The Blinded Blade style is all about using breathing techniques to calm the mind, allowing the user to focus and heighten their senses when unable to see, helping to negate the normal disadvantages of being blind in a way that complements the Blind-Fight chain of feats. Indeed, once they have pinpointed their foes, they can react and strike at them with surprising speed with their weapons or unarmed attacks whenever they pass within reach, and often take advantage of the assumption that many foes have about a blind foe’s reaction speed.
The basic Blinded Blade Style gives the user more surety in their movements while blinded, and enhances their hearing and sense of smell to better detect foes. Additionally, learning this puts them on the fast track to learning improved blind-fighting techniques.

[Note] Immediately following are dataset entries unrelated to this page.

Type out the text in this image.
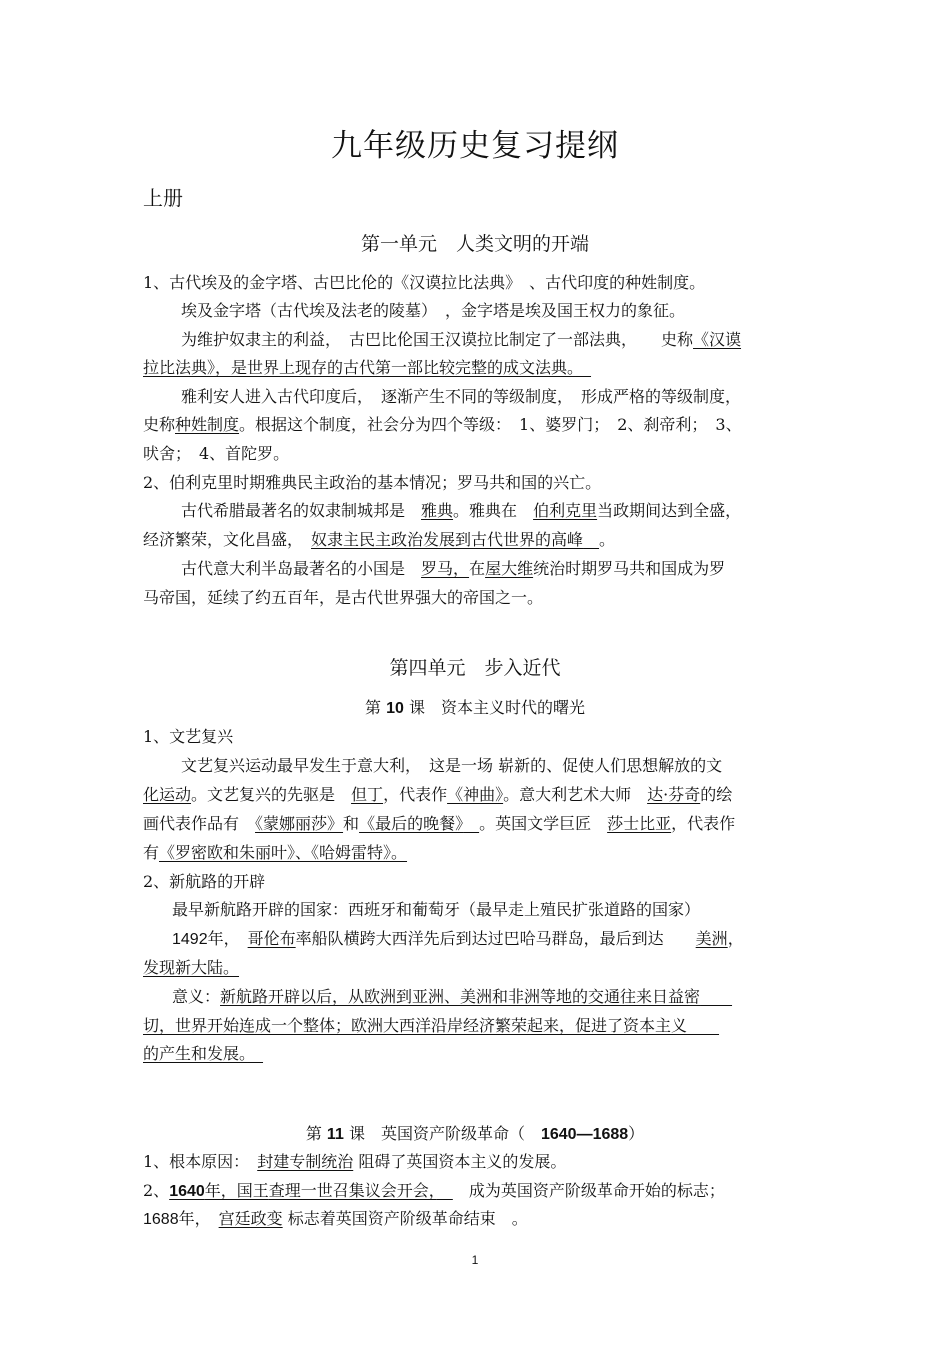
九年级历史复习提纲
上册
第一单元　人类文明的开端
1、古代埃及的金字塔、古巴比伦的《汉谟拉比法典》　、古代印度的种姓制度。
埃及金字塔（古代埃及法老的陵墓）　，金字塔是埃及国王权力的象征。
为维护奴隶主的利益，　古巴比伦国王汉谟拉比制定了一部法典，　　史称《汉谟
拉比法典》，是世界上现存的古代第一部比较完整的成文法典。　
雅利安人进入古代印度后，　逐渐产生不同的等级制度，　形成严格的等级制度，
史称种姓制度。根据这个制度，社会分为四个等级：　1、婆罗门；　2、刹帝利；　3、
吠舍；　4、首陀罗。
2、伯利克里时期雅典民主政治的基本情况；罗马共和国的兴亡。
古代希腊最著名的奴隶制城邦是　 雅典。雅典在　 伯利克里当政期间达到全盛，
经济繁荣，文化昌盛，　奴隶主民主政治发展到古代世界的高峰　 。
古代意大利半岛最著名的小国是　 罗马，在屋大维统治时期罗马共和国成为罗
马帝国，延续了约五百年，是古代世界强大的帝国之一。
第四单元　步入近代
第 10 课　资本主义时代的曙光
1、文艺复兴
文艺复兴运动最早发生于意大利，　这是一场 崭新的、促使人们思想解放的文
化运动。文艺复兴的先驱是　 但丁，代表作《神曲》。意大利艺术大师　 达·芬奇的绘
画代表作品有　 《蒙娜丽莎》和《最后的晚餐》　 。英国文学巨匠　 莎士比亚，代表作
有《罗密欧和朱丽叶》、《哈姆雷特》。
2、新航路的开辟
最早新航路开辟的国家：西班牙和葡萄牙（最早走上殖民扩张道路的国家）
1492年，　 哥伦布率船队横跨大西洋先后到达过巴哈马群岛，最后到达　　 美洲，
发现新大陆。
意义：新航路开辟以后，从欧洲到亚洲、美洲和非洲等地的交通往来日益密　　
切，世界开始连成一个整体；欧洲大西洋沿岸经济繁荣起来，促进了资本主义　　
的产生和发展。　
第 11 课　英国资产阶级革命（　 1640—1688）
1、根本原因：　 封建专制统治 阻碍了英国资本主义的发展。
2、1640年，国王查理一世召集议会开会，　　 成为英国资产阶级革命开始的标志；
1688年，　 宫廷政变 标志着英国资产阶级革命结束　。
1
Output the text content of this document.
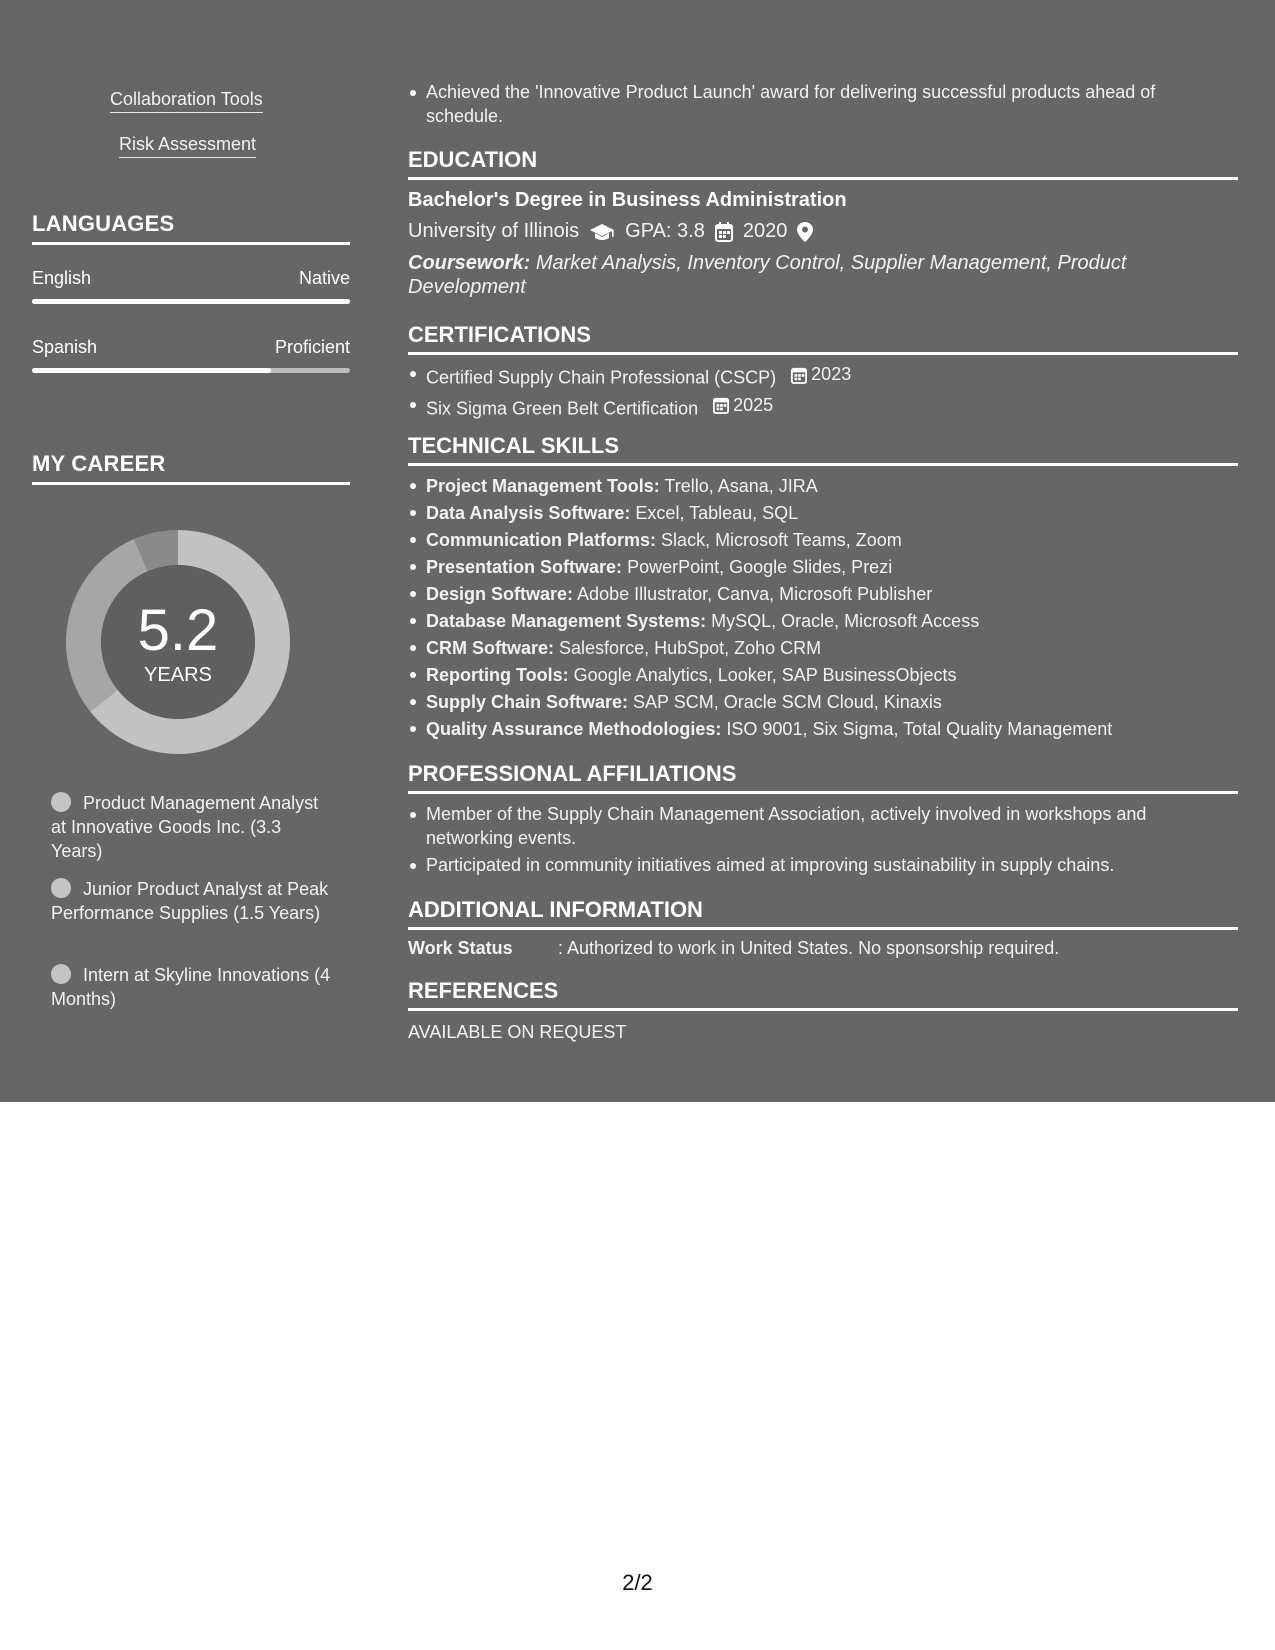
Collaboration Tools
Risk Assessment
LANGUAGES
English	Native
Spanish	Proficient
MY CAREER
5.2
YEARS
Product Management Analyst at Innovative Goods Inc. (3.3 Years)
Junior Product Analyst at Peak Performance Supplies (1.5 Years)
Intern at Skyline Innovations (4 Months)
Achieved the 'Innovative Product Launch' award for delivering successful products ahead of schedule.
EDUCATION
Bachelor's Degree in Business Administration
University of Illinois GPA: 3.8 2020
Coursework: Market Analysis, Inventory Control, Supplier Management, Product Development
CERTIFICATIONS
Certified Supply Chain Professional (CSCP) 2023
Six Sigma Green Belt Certification 2025
TECHNICAL SKILLS
Project Management Tools: Trello, Asana, JIRA
Data Analysis Software: Excel, Tableau, SQL
Communication Platforms: Slack, Microsoft Teams, Zoom
Presentation Software: PowerPoint, Google Slides, Prezi
Design Software: Adobe Illustrator, Canva, Microsoft Publisher
Database Management Systems: MySQL, Oracle, Microsoft Access
CRM Software: Salesforce, HubSpot, Zoho CRM
Reporting Tools: Google Analytics, Looker, SAP BusinessObjects
Supply Chain Software: SAP SCM, Oracle SCM Cloud, Kinaxis
Quality Assurance Methodologies: ISO 9001, Six Sigma, Total Quality Management
PROFESSIONAL AFFILIATIONS
Member of the Supply Chain Management Association, actively involved in workshops and networking events.
Participated in community initiatives aimed at improving sustainability in supply chains.
ADDITIONAL INFORMATION
Work Status	: Authorized to work in United States. No sponsorship required.
REFERENCES
AVAILABLE ON REQUEST
2/2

With training also comes Blinded Competence, allowing them to sense the location of foes within the reach of their attacks with no risk of failure. Like the basic level, this also makes it easier to learn greater blind-fighting.
Finally, true Blinded Masters are able to pinpoint foes from much further away, and their focus on reading the bodies of their foes rather than what they can see of them means they are extremely resistant to being feinted.
The bonuses of this style complement the defensive and offensive benefits of Blind-Fight, and also speeds up the rate that you can take the main feats in the Blind-Fight chain. Together, they make a warrior that many forms of illusion and deception have no effect against. It’s not quiet the same as hitting foes like a garbage truck, but it can make a character reliable even against invisible foes or those relying on the party’s inability to see. Definitely worth considering if you are a melee combat character and are considering blind-fight.
That about does it for today, but we’re only halfway done with this special, see you tomorrow!